The lien, as given by the act of 1891, is for moneys due for *271labor and services “ for any period not exceeding six months preceding the sale or transfer of the real or personal property, works, mines, mannfactories or other business, or other property connected therewith in carrying on the same, of said person,” etc.; and again it shall be “ a lien upon said real or personal property, mines, manufactories, other business or other properly in and about, or used in- carrying on said business, or in connection therewith,” etc.
The property, subject to the lien, must be used in connection with or in carrying on the business or purpose to which the property is devoted: Gibbs & Sterrett’s Appeal, 100 Pa. 528. Whether the work for which wages are claimed was done in the prosecution of. some business or continuing purpose or enterprise, is an important test of the right to lien and preference. Labor or services rendered in original equipment or construction are not within the provision of the act: Maurer’s Appeal, 3 Pa. Superior Ct. 601; Llewellyn’s Appeal, 103 Pa. 458. This is an important distinction. It still obtains. In the present case, however, it does not deprive the labor claimants of their right, inasmuch as the Hulings Brothers were using the property sold “ generally in their business as contractors,” and the work, for which lien for wages is asserted, was performed in connection with their general business.
Having ascertained that the employees claiming the fund now in court, are such as are entitled to the benefits of priority, it remains only to determine whether the right rises higher than that of the execution creditors, whose writs have produced the fund.

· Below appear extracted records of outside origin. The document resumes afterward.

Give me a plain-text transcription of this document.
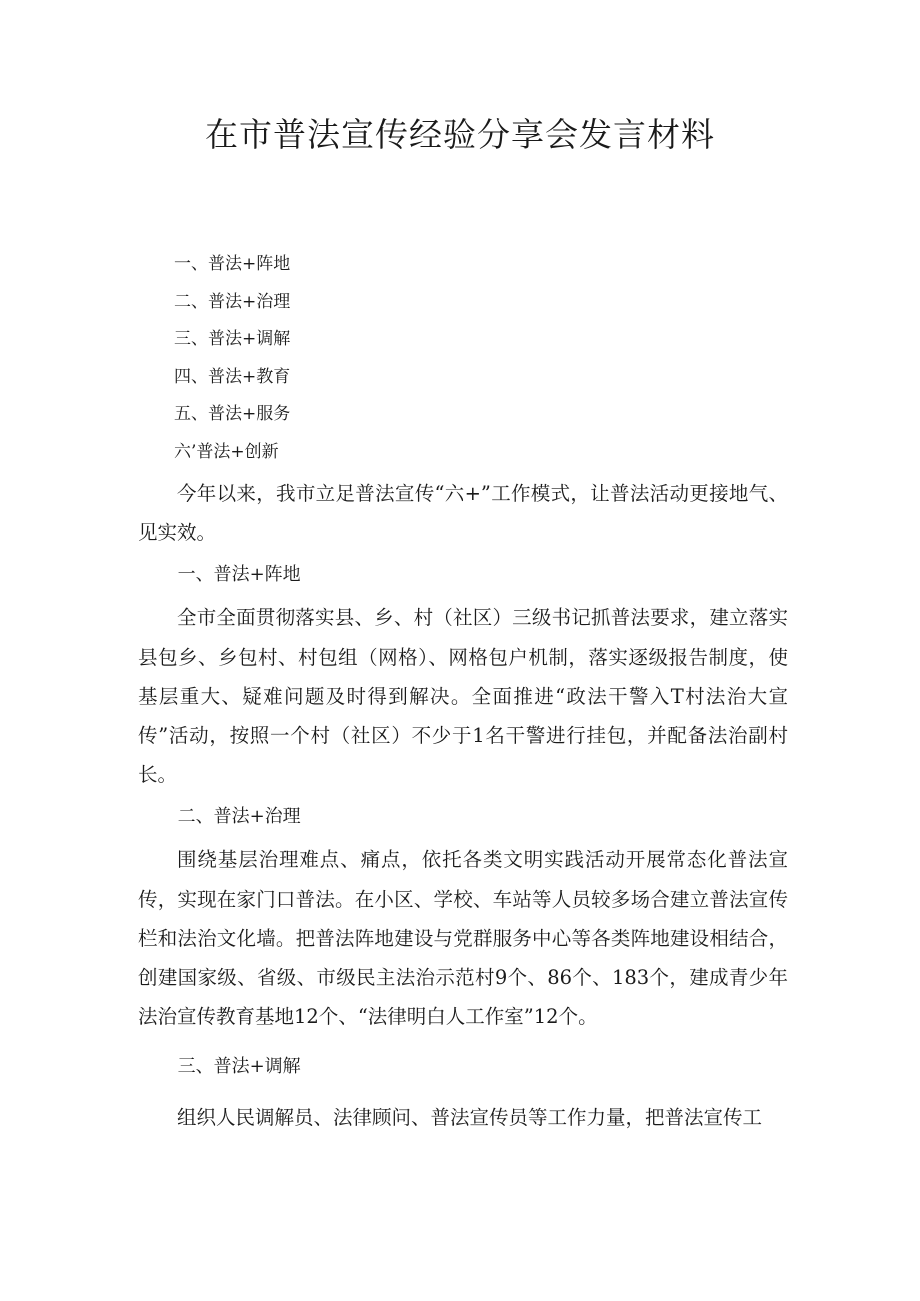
在市普法宣传经验分享会发言材料
一、普法+阵地
二、普法+治理
三、普法+调解
四、普法+教育
五、普法+服务
六’普法+创新

今年以来，我市立足普法宣传“六+”工作模式，让普法活动更接地气、见实效。

一、普法+阵地

全市全面贯彻落实县、乡、村（社区）三级书记抓普法要求，建立落实县包乡、乡包村、村包组（网格）、网格包户机制，落实逐级报告制度，使基层重大、疑难问题及时得到解决。全面推进“政法干警入T村法治大宣传”活动，按照一个村（社区）不少于1名干警进行挂包，并配备法治副村长。

二、普法+治理

围绕基层治理难点、痛点，依托各类文明实践活动开展常态化普法宣传，实现在家门口普法。在小区、学校、车站等人员较多场合建立普法宣传栏和法治文化墙。把普法阵地建设与党群服务中心等各类阵地建设相结合，创建国家级、省级、市级民主法治示范村9个、86个、183个，建成青少年法治宣传教育基地12个、“法律明白人工作室”12个。

三、普法+调解

组织人民调解员、法律顾问、普法宣传员等工作力量，把普法宣传工
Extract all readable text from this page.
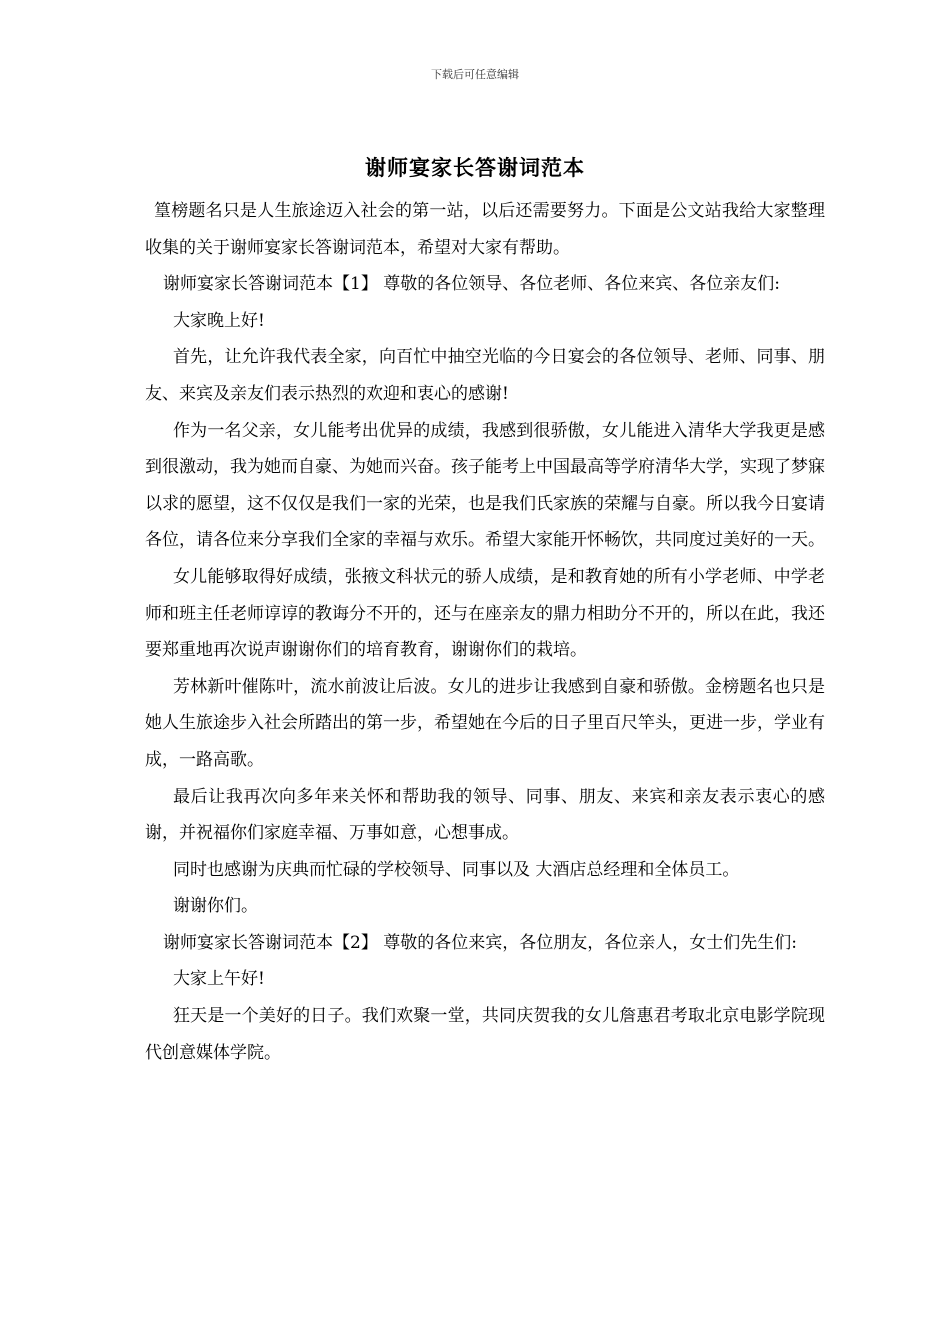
下载后可任意编辑
谢师宴家长答谢词范本

篁榜题名只是人生旅途迈入社会的第一站，以后还需要努力。下面是公文站我给大家整理收集的关于谢师宴家长答谢词范本，希望对大家有帮助。

谢师宴家长答谢词范本【1】 尊敬的各位领导、各位老师、各位来宾、各位亲友们:

大家晚上好!

首先，让允许我代表全家，向百忙中抽空光临的今日宴会的各位领导、老师、同事、朋友、来宾及亲友们表示热烈的欢迎和衷心的感谢!

作为一名父亲，女儿能考出优异的成绩，我感到很骄傲，女儿能进入清华大学我更是感到很激动，我为她而自豪、为她而兴奋。孩子能考上中国最高等学府清华大学，实现了梦寐以求的愿望，这不仅仅是我们一家的光荣，也是我们氏家族的荣耀与自豪。所以我今日宴请各位，请各位来分享我们全家的幸福与欢乐。希望大家能开怀畅饮，共同度过美好的一天。

女儿能够取得好成绩，张掖文科状元的骄人成绩，是和教育她的所有小学老师、中学老师和班主任老师谆谆的教诲分不开的，还与在座亲友的鼎力相助分不开的，所以在此，我还要郑重地再次说声谢谢你们的培育教育，谢谢你们的栽培。

芳林新叶催陈叶，流水前波让后波。女儿的进步让我感到自豪和骄傲。金榜题名也只是她人生旅途步入社会所踏出的第一步，希望她在今后的日子里百尺竿头，更进一步，学业有成，一路高歌。

最后让我再次向多年来关怀和帮助我的领导、同事、朋友、来宾和亲友表示衷心的感谢，并祝福你们家庭幸福、万事如意，心想事成。

同时也感谢为庆典而忙碌的学校领导、同事以及 大酒店总经理和全体员工。

谢谢你们。

谢师宴家长答谢词范本【2】 尊敬的各位来宾，各位朋友，各位亲人，女士们先生们:

大家上午好!

狂天是一个美好的日子。我们欢聚一堂，共同庆贺我的女儿詹惠君考取北京电影学院现代创意媒体学院。
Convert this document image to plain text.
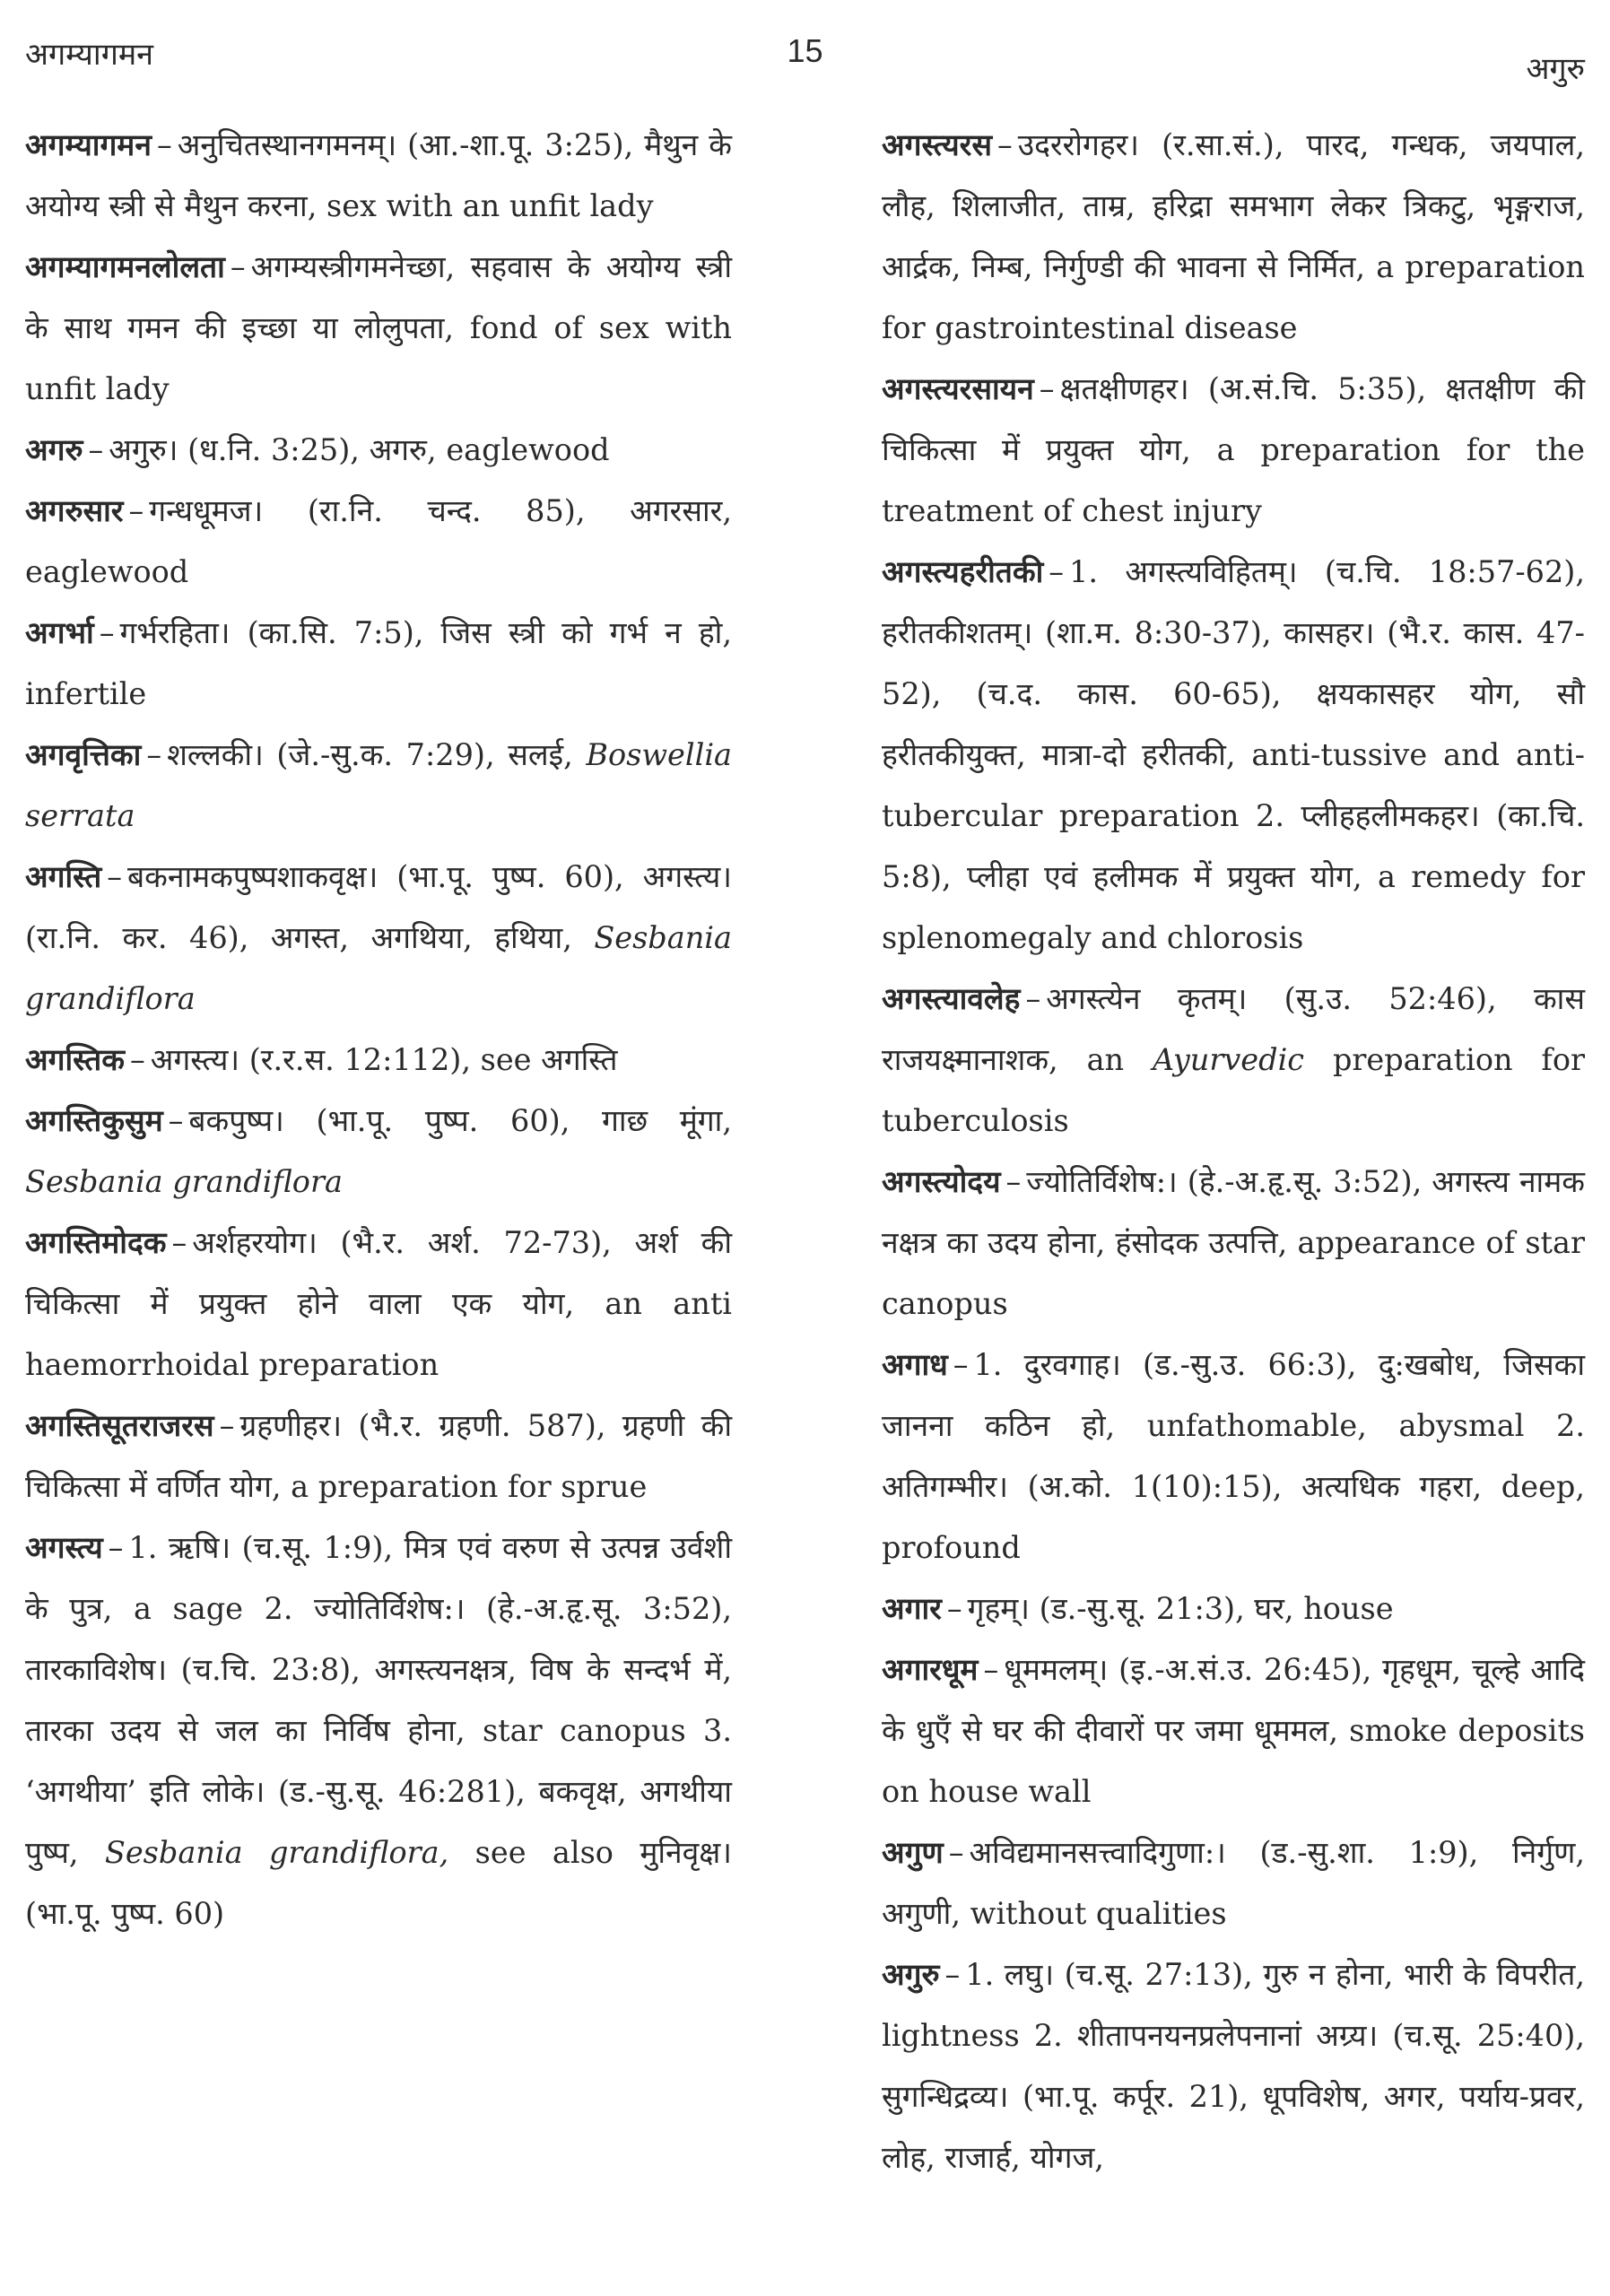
अगम्यागमन	15	अगुरु

अगम्यागमन – अनुचितस्थानगमनम्। (आ.-शा.पू. 3:25), मैथुन के अयोग्य स्त्री से मैथुन करना, sex with an unfit lady

अगम्यागमनलोलता – अगम्यस्त्रीगमनेच्छा, सहवास के अयोग्य स्त्री के साथ गमन की इच्छा या लोलुपता, fond of sex with unfit lady

अगरु – अगुरु। (ध.नि. 3:25), अगरु, eaglewood

अगरुसार – गन्धधूमज। (रा.नि. चन्द. 85), अगरसार, eaglewood

अगर्भा – गर्भरहिता। (का.सि. 7:5), जिस स्त्री को गर्भ न हो, infertile

अगवृत्तिका – शल्लकी। (जे.-सु.क. 7:29), सलई, Boswellia serrata

अगस्ति – बकनामकपुष्पशाकवृक्ष। (भा.पू. पुष्प. 60), अगस्त्य। (रा.नि. कर. 46), अगस्त, अगथिया, हथिया, Sesbania grandiflora

अगस्तिक – अगस्त्य। (र.र.स. 12:112), see अगस्ति

अगस्तिकुसुम – बकपुष्प। (भा.पू. पुष्प. 60), गाछ मूंगा, Sesbania grandiflora

अगस्तिमोदक – अर्शहरयोग। (भै.र. अर्श. 72-73), अर्श की चिकित्सा में प्रयुक्त होने वाला एक योग, an anti haemorrhoidal preparation

अगस्तिसूतराजरस – ग्रहणीहर। (भै.र. ग्रहणी. 587), ग्रहणी की चिकित्सा में वर्णित योग, a preparation for sprue

अगस्त्य – 1. ऋषि। (च.सू. 1:9), मित्र एवं वरुण से उत्पन्न उर्वशी के पुत्र, a sage 2. ज्योतिर्विशेष:। (हे.-अ.हृ.सू. 3:52), तारकाविशेष। (च.चि. 23:8), अगस्त्यनक्षत्र, विष के सन्दर्भ में, तारका उदय से जल का निर्विष होना, star canopus 3. ‘अगथीया’ इति लोके। (ड.-सु.सू. 46:281), बकवृक्ष, अगथीया पुष्प, Sesbania grandiflora, see also मुनिवृक्ष। (भा.पू. पुष्प. 60)

अगस्त्यरस – उदररोगहर। (र.सा.सं.), पारद, गन्धक, जयपाल, लौह, शिलाजीत, ताम्र, हरिद्रा समभाग लेकर त्रिकटु, भृङ्गराज, आर्द्रक, निम्ब, निर्गुण्डी की भावना से निर्मित, a preparation for gastrointestinal disease

अगस्त्यरसायन – क्षतक्षीणहर। (अ.सं.चि. 5:35), क्षतक्षीण की चिकित्सा में प्रयुक्त योग, a preparation for the treatment of chest injury

अगस्त्यहरीतकी – 1. अगस्त्यविहितम्। (च.चि. 18:57-62), हरीतकीशतम्। (शा.म. 8:30-37), कासहर। (भै.र. कास. 47-52), (च.द. कास. 60-65), क्षयकासहर योग, सौ हरीतकीयुक्त, मात्रा-दो हरीतकी, anti-tussive and anti-tubercular preparation 2. प्लीहहलीमकहर। (का.चि. 5:8), प्लीहा एवं हलीमक में प्रयुक्त योग, a remedy for splenomegaly and chlorosis

अगस्त्यावलेह – अगस्त्येन कृतम्। (सु.उ. 52:46), कास राजयक्ष्मानाशक, an Ayurvedic preparation for tuberculosis

अगस्त्योदय – ज्योतिर्विशेष:। (हे.-अ.हृ.सू. 3:52), अगस्त्य नामक नक्षत्र का उदय होना, हंसोदक उत्पत्ति, appearance of star canopus

अगाध – 1. दुरवगाह। (ड.-सु.उ. 66:3), दु:खबोध, जिसका जानना कठिन हो, unfathomable, abysmal 2. अतिगम्भीर। (अ.को. 1(10):15), अत्यधिक गहरा, deep, profound

अगार – गृहम्। (ड.-सु.सू. 21:3), घर, house

अगारधूम – धूममलम्। (इ.-अ.सं.उ. 26:45), गृहधूम, चूल्हे आदि के धुएँ से घर की दीवारों पर जमा धूममल, smoke deposits on house wall

अगुण – अविद्यमानसत्त्वादिगुणा:। (ड.-सु.शा. 1:9), निर्गुण, अगुणी, without qualities

अगुरु – 1. लघु। (च.सू. 27:13), गुरु न होना, भारी के विपरीत, lightness 2. शीतापनयनप्रलेपनानां अग्र्य। (च.सू. 25:40), सुगन्धिद्रव्य। (भा.पू. कर्पूर. 21), धूपविशेष, अगर, पर्याय-प्रवर, लोह, राजार्ह, योगज,
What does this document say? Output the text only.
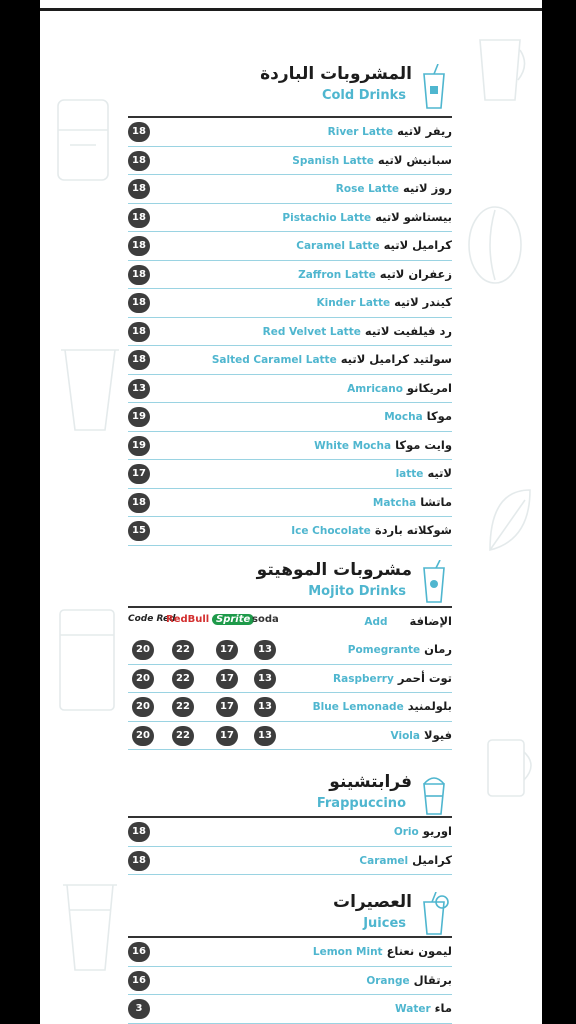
المشروبات الباردة
Cold Drinks
18	River Latte ريفر لاتيه
18	Spanish Latte سبانيش لاتيه
18	Rose Latte روز لاتيه
18	Pistachio Latte بيستاشو لاتيه
18	Caramel Latte كراميل لاتيه
18	Zaffron Latte زعفران لاتيه
18	Kinder Latte كيندر لاتيه
18	Red Velvet Latte رد فيلفيت لاتيه
18	Salted Caramel Latte سولتيد كراميل لاتيه
13	Amricano امريكانو
19	Mocha موكا
19	White Mocha وايت موكا
17	latte لاتيه
18	Matcha ماتشا
15	Ice Chocolate شوكلاته باردة
مشروبات الموهيتو
Mojito Drinks
Code Red
RedBull Sprite soda	Add الإضافة
20	22	17	13	Pomegrante رمان
20	22	17	13	Raspberry توت أحمر
20	22	17	13	Blue Lemonade بلولمنيد
20	22	17	13	Viola فيولا
فرابتشينو
Frappuccino
18	Orio اوريو
18	Caramel كراميل
العصيرات
Juices
16	Lemon Mint ليمون نعناع
16	Orange برتقال
3	Water ماء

The amendment of 1891 clearly contemplates such a priority, in that it treats of the sale of property sold “ by execution or otherwise,” and explicitly provides that the claims for wages for labor “ shall be preferred and first paid out of the proceeds of the sale of such real and personal property.”
The only lien, which is preserved as a preference, is that of mortgages or judgments entered before the labor is performed. This is done by section 4 of the original act of 1872.
The assignments of error must, therefore, be sustained. The decree is reversed and the record remitted that distribution may be made in accordance with the views herein expressed.